Yes, you can add authentication to your CodeIgniter 4 REST API. The most common approaches include using CI4 Filters to intercept requests and verify API keys or tokens, implementing JWT (JSON Web Token) authentication for stateless token-based security, or using the CodeIgniter Shield library which provides a complete authentication and authorization system out of the box, including session-based login, token authentication, and role-based access control.

If you encounter database errors, first verify your credentials (hostname, database name, username, and password) in the .env file or app/Config/Database.php. Ensure the database exists in MySQL and the users table has been created with the correct columns, including both created_at and updated_at timestamp fields. Also confirm that the DBDriver is set to MySQLi and that the PHP MySQLi extension is enabled in your php.ini file.

BaseController is the default parent controller in CodeIgniter 4 used for standard web applications with views. ResourceController, on the other hand, is specifically designed for RESTful API development. It extends BaseController and automatically maps HTTP methods (GET, POST, PUT, DELETE) to predefined controller methods (index, show, create, update, delete). It also integrates with the ResponseTrait to provide helper methods like respond(), respondCreated(), failNotFound(), and failValidationErrors() for consistent JSON responses with proper HTTP status codes.
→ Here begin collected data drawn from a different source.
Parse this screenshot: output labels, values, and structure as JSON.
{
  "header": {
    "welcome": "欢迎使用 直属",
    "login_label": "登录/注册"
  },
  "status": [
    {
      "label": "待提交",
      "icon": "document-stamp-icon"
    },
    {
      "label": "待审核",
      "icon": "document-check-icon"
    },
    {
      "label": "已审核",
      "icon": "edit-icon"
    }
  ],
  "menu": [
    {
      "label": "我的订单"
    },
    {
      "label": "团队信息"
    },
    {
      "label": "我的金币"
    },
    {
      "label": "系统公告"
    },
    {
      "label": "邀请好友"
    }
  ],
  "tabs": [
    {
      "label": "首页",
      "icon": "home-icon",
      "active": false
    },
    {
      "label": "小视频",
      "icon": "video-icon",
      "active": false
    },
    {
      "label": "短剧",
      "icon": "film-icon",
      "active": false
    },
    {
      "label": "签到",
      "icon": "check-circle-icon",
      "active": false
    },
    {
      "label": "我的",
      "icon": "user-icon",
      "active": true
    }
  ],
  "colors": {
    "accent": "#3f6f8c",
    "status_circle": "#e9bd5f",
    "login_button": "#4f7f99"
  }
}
In CodeIgniter 4, you can define validation rules directly in your Model using the $validationRules property. When you call $this->model->insert($data) or $this->model->update($id, $data), the model automatically validates the data against these rules. If validation fails, the method returns false, and you can retrieve the error messages using $this->model->errors(). In the controller, you then return these errors using $this->failValidationErrors($this->model->errors()), which sends a 422 Unprocessable Entity response with the validation error details in JSON format.

Yes, this REST API can be consumed by any front-end framework including React, Vue.js, Angular, or even mobile applications built with Flutter or React Native. Since the API returns standard JSON responses with proper HTTP status codes, any HTTP client (such as Axios, Fetch API, or HttpClient) can interact with it. Just make sure to configure CORS (Cross-Origin Resource Sharing) headers in your CodeIgniter 4 application if the front-end is hosted on a different domain or port than the API.